GIBTESTIGERAMKONGO?  ■  AIDS & ANGST IM POMMERNSAAL

Gibt es Tiger am Kongo? Bereits zweimal in der Stadtbücherei Tempelhof diskutiert, entwickelt sich das Rätseln um diese eigentlich simple, wenn auch ungewöhnliche Frage mehr und mehr zum bezirklichen Renner: Heute abend steht sie im Pommernsaal des Rathauses Charlottenburg auf dem Programm. Doch die Antwort bringt keine Expedition mit Heinz Sielmann, sondern eine szenische Lesung der Theaterproduktion Strahl, die sich von den üblichen Possen der Charlottenburger Kommunalpolitik positiv abzuheben vermag: Thema der Aufführung sind die Ängste im Umgang mit HIV und Aids.

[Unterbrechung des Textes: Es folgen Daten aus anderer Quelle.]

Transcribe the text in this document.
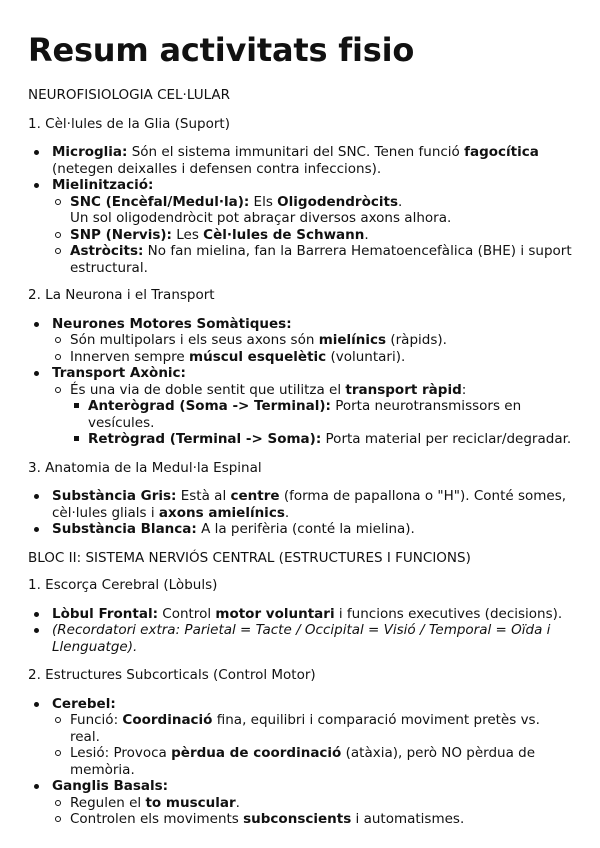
Resum activitats fisio

NEUROFISIOLOGIA CEL·LULAR

1. Cèl·lules de la Glia (Suport)

Microglia: Són el sistema immunitari del SNC. Tenen funció fagocítica
(netegen deixalles i defensen contra infeccions).
Mielinització:
SNC (Encèfal/Medul·la): Els Oligodendròcits.
Un sol oligodendròcit pot abraçar diversos axons alhora.
SNP (Nervis): Les Cèl·lules de Schwann.
Astròcits: No fan mielina, fan la Barrera Hematoencefàlica (BHE) i suport
estructural.

2. La Neurona i el Transport

Neurones Motores Somàtiques:
Són multipolars i els seus axons són mielínics (ràpids).
Innerven sempre múscul esquelètic (voluntari).
Transport Axònic:
És una via de doble sentit que utilitza el transport ràpid:
Anterògrad (Soma -> Terminal): Porta neurotransmissors en vesícules.
Retrògrad (Terminal -> Soma): Porta material per reciclar/degradar.

3. Anatomia de la Medul·la Espinal

Substància Gris: Està al centre (forma de papallona o "H"). Conté somes,
cèl·lules glials i axons amielínics.
Substància Blanca: A la perifèria (conté la mielina).

BLOC II: SISTEMA NERVIÓS CENTRAL (ESTRUCTURES I FUNCIONS)

1. Escorça Cerebral (Lòbuls)

Lòbul Frontal: Control motor voluntari i funcions executives (decisions).
(Recordatori extra: Parietal = Tacte / Occipital = Visió / Temporal = Oïda i
Llenguatge).

2. Estructures Subcorticals (Control Motor)

Cerebel:
Funció: Coordinació fina, equilibri i comparació moviment pretès vs. real.
Lesió: Provoca pèrdua de coordinació (atàxia), però NO pèrdua de
memòria.
Ganglis Basals:
Regulen el to muscular.
Controlen els moviments subconscients i automatismes.
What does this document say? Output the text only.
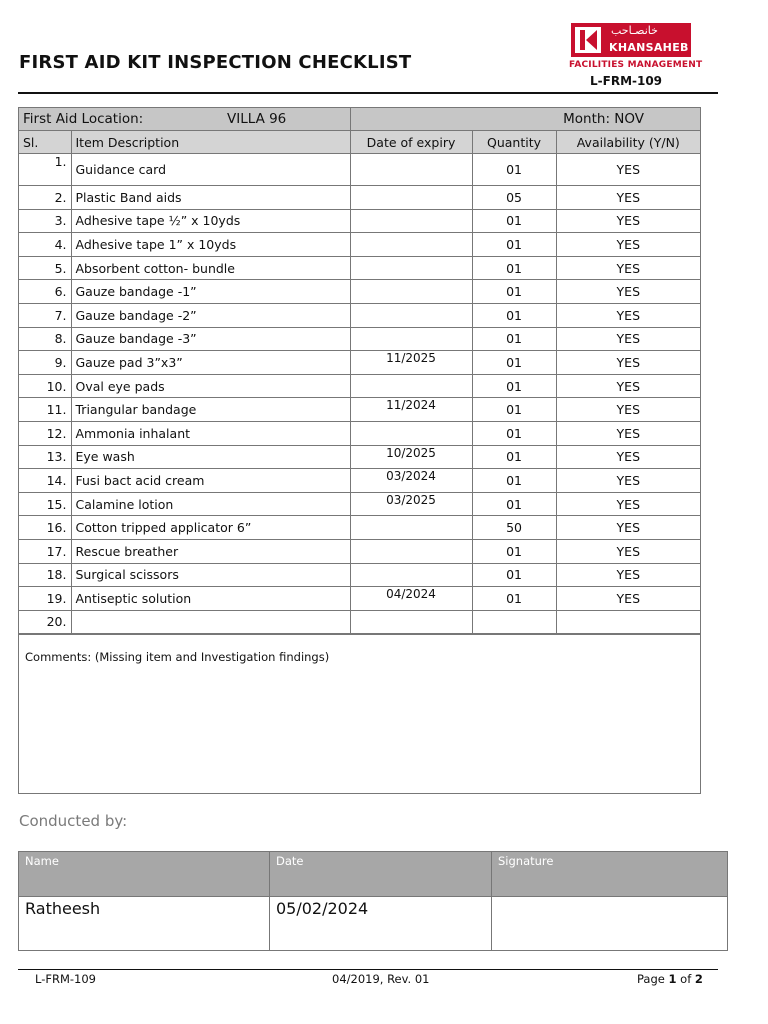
FIRST AID KIT INSPECTION CHECKLIST
خانصـاحب
KHANSAHEB
FACILITIES MANAGEMENT
L-FRM-109
First Aid Location: VILLA 96		Month: NOV		
Sl.	Item Description	Date of expiry	Quantity	Availability (Y/N)
1.	Guidance card		01	YES
2.	Plastic Band aids		05	YES
3.	Adhesive tape ½” x 10yds		01	YES
4.	Adhesive tape 1” x 10yds		01	YES
5.	Absorbent cotton- bundle		01	YES
6.	Gauze bandage -1”		01	YES
7.	Gauze bandage -2”		01	YES
8.	Gauze bandage -3”		01	YES
9.	Gauze pad 3”x3”	11/2025	01	YES
10.	Oval eye pads		01	YES
11.	Triangular bandage	11/2024	01	YES
12.	Ammonia inhalant		01	YES
13.	Eye wash	10/2025	01	YES
14.	Fusi bact acid cream	03/2024	01	YES
15.	Calamine lotion	03/2025	01	YES
16.	Cotton tripped applicator 6”		50	YES
17.	Rescue breather		01	YES
18.	Surgical scissors		01	YES
19.	Antiseptic solution	04/2024	01	YES
20.				
Comments: (Missing item and Investigation findings)
Conducted by:
Name	Date	Signature
Ratheesh	05/02/2024	
L-FRM-109	04/2019, Rev. 01	Page 1 of 2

Bereits mit ihrer bekannteren Inszenierung »Dreck am Stecken« fand die an sozialen Themen orientierte Off-Theatergruppe Strahl das Wohlwollen der bezirklichen Aids-Beratung, das sich mit dem heutigen Auftritt nun auszahlt. »Gibt es Tiger am Kongo?«, geschrieben von den Schweden Bengt Ahlfors und Johan Bargum, ist der Dialog zwischen zwei Schriftstellern, die — den Auftrag zu einer Komödie über Aids in der Tasche — verschiedene Inzenierungsvarianten in Gedanken durchspielen. Das Bühnenbild ist schlicht, zwei Stühle und ein Tisch, vom Text soll schließlich nichts ablenken. Ihn mit Leben und Emotion füllen Gruppenchef Rainer Strahl selbst zusammen mit Wolfgang Stüßel.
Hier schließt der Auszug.